AI Evaluation Workbench
AI security work is not finished when a prompt fails once. High-quality teams turn findings into repeatable evaluations that run after prompt edits, model upgrades, connector changes, and tool-permission changes.
Evaluation goal
V2 Attack Flow Diagram
Finding To Regression Eval
Turn one offensive finding into a small test that keeps working after system changes.
Confirmed Failure
Prompt, fixture, model output, retrieval trace, or tool call from the assessment.
Expected Control
Refuse, sanitize, retrieve only allowed chunks, require approval, or log and alert.
Automate Check
PyRIT, Garak, Promptfoo, or custom scorer with versioned fixtures.
Gate Drift
Run after model, prompt, connector, policy, and tool-schema changes.
Workbench Stack
PyRIT
Useful for orchestrated red-team workflows, target adapters, scoring, and repeatable attack strategy execution.
Garak
Useful for broad LLM vulnerability probing across prompt injection, leakage, encoding, and unsafe response classes.
Promptfoo
Useful for product-team regression gates, prompt variants, provider comparisons, and pass/fail assertions.
Custom fixtures
Required for RAG, tool-use, tenant isolation, and business-logic tests that generic scanners cannot understand.
Eval Dataset Design
- Fixture: prompt, user role, source document, tool manifest, and expected control behavior.
- Oracle: deterministic assertion, semantic judge, human review queue, or policy decision.
- Severity: impact if the test fails, not how clever the prompt looks.
- Versioning: model, prompt, retrieval config, tool schema, and eval set version.
- Evidence: request ID, output, retrieved context, tool-call trace, and scored result.
- Gate: release blocking threshold, warning threshold, and owner for triage.
Score What Matters
Control pass rate
Did the system refuse, sanitize, retrieve correctly, require approval, or log the event as designed?
Impact severity
Prioritize tests that expose data, trigger tools, cross tenants, alter code, or produce unsafe operational guidance.
Regression drift
Track whether fixes degrade after prompt changes, model swaps, new connectors, or guardrail updates.
Report Template
Eval name: [short descriptive name]
Target: [app/model/feature]
Control expected: [refuse / sanitize / retrieve only allowed docs / require approval / log]
Observed result: [pass/fail plus evidence ID]
Risk: [business impact if this regresses]
Owner: [team responsible for prompt, gateway, retrieval, or tool policy]
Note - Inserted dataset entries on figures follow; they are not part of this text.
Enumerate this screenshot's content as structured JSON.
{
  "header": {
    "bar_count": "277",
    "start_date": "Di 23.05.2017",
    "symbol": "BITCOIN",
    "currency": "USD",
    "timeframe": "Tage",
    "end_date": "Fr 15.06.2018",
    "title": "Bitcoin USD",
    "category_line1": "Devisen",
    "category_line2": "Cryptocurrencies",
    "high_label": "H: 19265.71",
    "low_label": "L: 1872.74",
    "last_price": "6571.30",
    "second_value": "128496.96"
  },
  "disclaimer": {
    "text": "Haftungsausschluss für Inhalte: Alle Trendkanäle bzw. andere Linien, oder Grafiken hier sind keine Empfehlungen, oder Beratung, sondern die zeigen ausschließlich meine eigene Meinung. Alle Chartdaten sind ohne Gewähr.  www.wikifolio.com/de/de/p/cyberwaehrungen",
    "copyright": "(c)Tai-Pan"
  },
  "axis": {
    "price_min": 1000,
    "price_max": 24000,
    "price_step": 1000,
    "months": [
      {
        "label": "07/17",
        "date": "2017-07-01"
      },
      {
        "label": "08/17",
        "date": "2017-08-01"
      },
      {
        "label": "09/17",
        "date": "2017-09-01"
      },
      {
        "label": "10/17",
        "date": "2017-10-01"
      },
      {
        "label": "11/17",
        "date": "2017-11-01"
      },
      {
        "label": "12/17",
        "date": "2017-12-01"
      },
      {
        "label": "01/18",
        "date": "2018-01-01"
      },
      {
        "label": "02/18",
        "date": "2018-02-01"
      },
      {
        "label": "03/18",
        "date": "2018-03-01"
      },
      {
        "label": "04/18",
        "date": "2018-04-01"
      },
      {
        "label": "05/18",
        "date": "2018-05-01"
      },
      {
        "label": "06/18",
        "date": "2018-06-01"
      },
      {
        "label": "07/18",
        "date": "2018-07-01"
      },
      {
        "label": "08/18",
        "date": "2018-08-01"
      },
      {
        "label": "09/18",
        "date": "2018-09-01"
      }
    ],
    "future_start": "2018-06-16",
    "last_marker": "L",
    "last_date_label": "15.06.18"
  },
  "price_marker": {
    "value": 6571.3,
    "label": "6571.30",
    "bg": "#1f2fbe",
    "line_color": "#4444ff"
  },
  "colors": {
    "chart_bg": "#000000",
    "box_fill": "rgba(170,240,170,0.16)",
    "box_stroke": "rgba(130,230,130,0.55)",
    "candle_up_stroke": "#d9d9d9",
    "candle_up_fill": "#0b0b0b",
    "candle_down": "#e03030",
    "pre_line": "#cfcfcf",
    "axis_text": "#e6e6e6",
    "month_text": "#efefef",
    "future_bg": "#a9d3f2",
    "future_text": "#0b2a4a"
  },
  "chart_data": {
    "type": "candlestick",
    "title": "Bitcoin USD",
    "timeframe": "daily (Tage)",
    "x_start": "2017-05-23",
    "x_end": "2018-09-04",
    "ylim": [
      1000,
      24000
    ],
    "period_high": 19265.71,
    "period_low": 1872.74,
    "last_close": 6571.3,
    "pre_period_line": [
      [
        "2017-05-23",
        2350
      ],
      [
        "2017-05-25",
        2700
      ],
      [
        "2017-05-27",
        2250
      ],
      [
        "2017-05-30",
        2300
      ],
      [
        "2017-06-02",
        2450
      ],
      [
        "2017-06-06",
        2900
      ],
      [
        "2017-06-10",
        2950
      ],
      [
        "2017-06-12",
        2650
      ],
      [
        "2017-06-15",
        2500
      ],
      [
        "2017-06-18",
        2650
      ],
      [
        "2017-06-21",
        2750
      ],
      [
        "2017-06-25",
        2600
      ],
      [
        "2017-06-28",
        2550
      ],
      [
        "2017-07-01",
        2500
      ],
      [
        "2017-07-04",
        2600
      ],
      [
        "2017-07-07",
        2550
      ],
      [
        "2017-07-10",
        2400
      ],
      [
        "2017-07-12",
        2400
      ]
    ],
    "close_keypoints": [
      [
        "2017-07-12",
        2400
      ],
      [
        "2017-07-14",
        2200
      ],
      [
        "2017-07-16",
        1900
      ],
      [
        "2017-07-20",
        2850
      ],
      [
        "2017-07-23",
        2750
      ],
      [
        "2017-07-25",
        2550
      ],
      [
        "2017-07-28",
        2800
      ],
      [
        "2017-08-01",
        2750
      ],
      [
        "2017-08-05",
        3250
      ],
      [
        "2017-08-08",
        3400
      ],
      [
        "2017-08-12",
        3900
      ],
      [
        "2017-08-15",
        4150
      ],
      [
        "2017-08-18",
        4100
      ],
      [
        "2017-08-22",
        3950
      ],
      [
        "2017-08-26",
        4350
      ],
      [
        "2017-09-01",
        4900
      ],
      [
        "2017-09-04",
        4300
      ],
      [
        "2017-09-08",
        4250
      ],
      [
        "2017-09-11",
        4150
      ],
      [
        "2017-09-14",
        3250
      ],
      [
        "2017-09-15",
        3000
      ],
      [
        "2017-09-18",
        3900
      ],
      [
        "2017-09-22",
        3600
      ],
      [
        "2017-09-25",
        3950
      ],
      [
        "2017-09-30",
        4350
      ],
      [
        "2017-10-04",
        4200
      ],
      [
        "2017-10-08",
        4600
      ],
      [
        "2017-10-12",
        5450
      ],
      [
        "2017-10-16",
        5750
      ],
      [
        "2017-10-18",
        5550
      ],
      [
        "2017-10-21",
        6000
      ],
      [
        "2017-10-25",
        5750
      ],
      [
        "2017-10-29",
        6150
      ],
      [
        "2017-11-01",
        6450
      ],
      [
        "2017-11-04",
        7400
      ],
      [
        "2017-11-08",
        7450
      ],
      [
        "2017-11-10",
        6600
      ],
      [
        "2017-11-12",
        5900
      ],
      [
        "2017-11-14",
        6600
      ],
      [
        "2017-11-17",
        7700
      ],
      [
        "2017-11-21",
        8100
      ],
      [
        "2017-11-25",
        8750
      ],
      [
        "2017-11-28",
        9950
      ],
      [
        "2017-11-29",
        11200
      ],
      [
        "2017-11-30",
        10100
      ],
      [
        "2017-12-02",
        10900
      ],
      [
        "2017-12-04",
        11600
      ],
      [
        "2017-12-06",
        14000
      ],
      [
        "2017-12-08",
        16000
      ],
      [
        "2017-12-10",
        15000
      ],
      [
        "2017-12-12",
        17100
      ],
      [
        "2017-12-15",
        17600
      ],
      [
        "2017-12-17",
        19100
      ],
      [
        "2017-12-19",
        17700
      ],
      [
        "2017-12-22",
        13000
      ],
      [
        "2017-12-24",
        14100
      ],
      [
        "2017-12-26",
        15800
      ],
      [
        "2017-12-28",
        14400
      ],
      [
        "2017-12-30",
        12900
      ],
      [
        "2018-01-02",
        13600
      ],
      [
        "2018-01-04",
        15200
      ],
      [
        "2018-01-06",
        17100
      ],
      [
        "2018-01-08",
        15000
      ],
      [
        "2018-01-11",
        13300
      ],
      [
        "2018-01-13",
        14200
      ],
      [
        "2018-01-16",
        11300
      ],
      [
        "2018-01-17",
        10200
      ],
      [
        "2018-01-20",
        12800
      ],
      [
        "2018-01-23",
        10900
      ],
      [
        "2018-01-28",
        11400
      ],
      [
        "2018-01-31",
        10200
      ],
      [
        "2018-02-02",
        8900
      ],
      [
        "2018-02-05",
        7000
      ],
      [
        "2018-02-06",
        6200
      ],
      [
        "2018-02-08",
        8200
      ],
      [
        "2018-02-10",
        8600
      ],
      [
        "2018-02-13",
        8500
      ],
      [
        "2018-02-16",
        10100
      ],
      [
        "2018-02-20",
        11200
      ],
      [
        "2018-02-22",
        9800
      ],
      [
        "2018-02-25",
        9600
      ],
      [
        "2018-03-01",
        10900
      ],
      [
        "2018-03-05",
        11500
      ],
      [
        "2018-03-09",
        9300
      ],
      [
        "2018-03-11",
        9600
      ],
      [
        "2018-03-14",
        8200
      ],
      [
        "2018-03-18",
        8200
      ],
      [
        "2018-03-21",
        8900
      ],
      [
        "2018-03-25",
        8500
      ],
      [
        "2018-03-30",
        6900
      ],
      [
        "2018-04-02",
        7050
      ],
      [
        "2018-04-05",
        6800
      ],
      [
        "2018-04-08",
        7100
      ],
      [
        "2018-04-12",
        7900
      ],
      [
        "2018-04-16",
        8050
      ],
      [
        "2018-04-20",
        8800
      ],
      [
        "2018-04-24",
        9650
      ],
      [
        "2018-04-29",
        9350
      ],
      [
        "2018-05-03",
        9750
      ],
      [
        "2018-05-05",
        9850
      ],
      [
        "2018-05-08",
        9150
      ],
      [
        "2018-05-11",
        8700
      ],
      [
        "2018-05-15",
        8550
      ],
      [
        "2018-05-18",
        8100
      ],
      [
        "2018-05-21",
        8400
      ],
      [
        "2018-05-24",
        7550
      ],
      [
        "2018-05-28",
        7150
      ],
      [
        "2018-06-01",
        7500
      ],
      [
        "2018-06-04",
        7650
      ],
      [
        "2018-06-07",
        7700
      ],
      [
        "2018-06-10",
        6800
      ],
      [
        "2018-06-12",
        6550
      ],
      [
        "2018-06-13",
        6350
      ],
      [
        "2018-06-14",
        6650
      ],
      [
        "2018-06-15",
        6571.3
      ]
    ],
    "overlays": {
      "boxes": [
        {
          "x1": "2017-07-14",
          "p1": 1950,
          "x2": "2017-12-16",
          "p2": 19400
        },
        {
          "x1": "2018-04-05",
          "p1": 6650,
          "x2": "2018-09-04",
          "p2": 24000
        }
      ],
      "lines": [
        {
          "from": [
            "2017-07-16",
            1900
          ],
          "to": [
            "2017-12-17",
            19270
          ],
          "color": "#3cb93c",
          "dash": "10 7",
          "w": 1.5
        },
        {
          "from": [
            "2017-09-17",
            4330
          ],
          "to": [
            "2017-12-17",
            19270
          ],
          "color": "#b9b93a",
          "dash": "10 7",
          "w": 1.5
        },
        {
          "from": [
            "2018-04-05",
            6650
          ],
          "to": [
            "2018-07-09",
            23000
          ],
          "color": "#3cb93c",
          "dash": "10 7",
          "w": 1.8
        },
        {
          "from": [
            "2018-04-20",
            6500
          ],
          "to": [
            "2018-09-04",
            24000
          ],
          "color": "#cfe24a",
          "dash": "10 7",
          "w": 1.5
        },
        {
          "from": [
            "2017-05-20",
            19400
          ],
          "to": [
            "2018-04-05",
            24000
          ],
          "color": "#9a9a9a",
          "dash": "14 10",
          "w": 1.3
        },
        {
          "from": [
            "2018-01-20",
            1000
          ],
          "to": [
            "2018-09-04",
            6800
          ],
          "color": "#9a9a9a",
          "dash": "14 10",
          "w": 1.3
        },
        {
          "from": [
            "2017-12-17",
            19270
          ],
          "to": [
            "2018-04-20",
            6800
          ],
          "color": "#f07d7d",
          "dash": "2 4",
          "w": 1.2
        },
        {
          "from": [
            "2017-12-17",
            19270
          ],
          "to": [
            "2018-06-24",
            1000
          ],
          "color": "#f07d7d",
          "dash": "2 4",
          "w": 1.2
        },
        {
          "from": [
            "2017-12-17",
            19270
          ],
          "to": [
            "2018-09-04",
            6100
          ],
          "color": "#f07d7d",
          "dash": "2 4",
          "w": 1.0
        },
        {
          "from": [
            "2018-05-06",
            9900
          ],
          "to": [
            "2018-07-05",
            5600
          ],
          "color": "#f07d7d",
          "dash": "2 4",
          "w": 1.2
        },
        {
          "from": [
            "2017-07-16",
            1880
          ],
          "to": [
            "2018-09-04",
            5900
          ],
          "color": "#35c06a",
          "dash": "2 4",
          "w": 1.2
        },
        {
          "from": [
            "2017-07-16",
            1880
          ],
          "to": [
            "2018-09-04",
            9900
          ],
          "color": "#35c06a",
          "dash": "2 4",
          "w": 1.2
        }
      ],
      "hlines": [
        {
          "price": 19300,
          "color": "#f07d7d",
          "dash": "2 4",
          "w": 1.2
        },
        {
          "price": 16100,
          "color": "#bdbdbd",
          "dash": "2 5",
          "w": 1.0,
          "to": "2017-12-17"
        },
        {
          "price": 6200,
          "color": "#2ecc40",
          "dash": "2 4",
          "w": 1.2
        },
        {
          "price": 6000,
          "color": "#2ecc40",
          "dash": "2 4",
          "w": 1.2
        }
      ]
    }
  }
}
Keep evals small and brutal
Advanced Research
Operator Playbook
Convert offensive AI findings into repeatable evals that product teams can run after model, prompt, policy, or connector changes.
Offensive Focus
- Build adversarial prompt suites from real findings and controlled fixtures.
- Score security outcomes that matter: data exposure, tool action, policy bypass, tenant confusion, and logging failure.
- Use evals to prevent regressions, not merely to generate pass/fail percentages.
Evidence To Capture
- Written scope and allowed test classes
- Timestamped prompts, retrieved context, tool calls, and response artifacts
- Request IDs, model/provider/version, policy decisions, and tenant or user role
- Screenshots or exported logs that reproduce the finding without exposing client secrets
Offensive Test Cases
Finding-to-eval conversion
- Objective
- Convert one confirmed finding into a repeatable test with expected safe behavior.
- Authorized setup
- Use sanitized prompts, fixtures, and staging targets.
- Evidence
- Original finding, eval prompt, fixture, scorer, expected result, and regression run output.
Provider drift comparison
- Objective
- Run the same adversarial suite across model versions or providers and compare security outcomes.
- Authorized setup
- Use approved providers and non-sensitive test data.
- Evidence
- Provider/model version, prompt version, pass/fail deltas, and risk decision.
Common Findings
- Teams patch prompts manually without converting failures into regression tests.
- Evals measure refusal wording instead of real security outcomes.
- Provider/model changes ship without security drift checks.
Lab Ideas
- Create a ten-case prompt injection suite for a toy support bot.
- Use Promptfoo to compare two prompt versions.
- Write a custom scorer for retrieved canary leakage.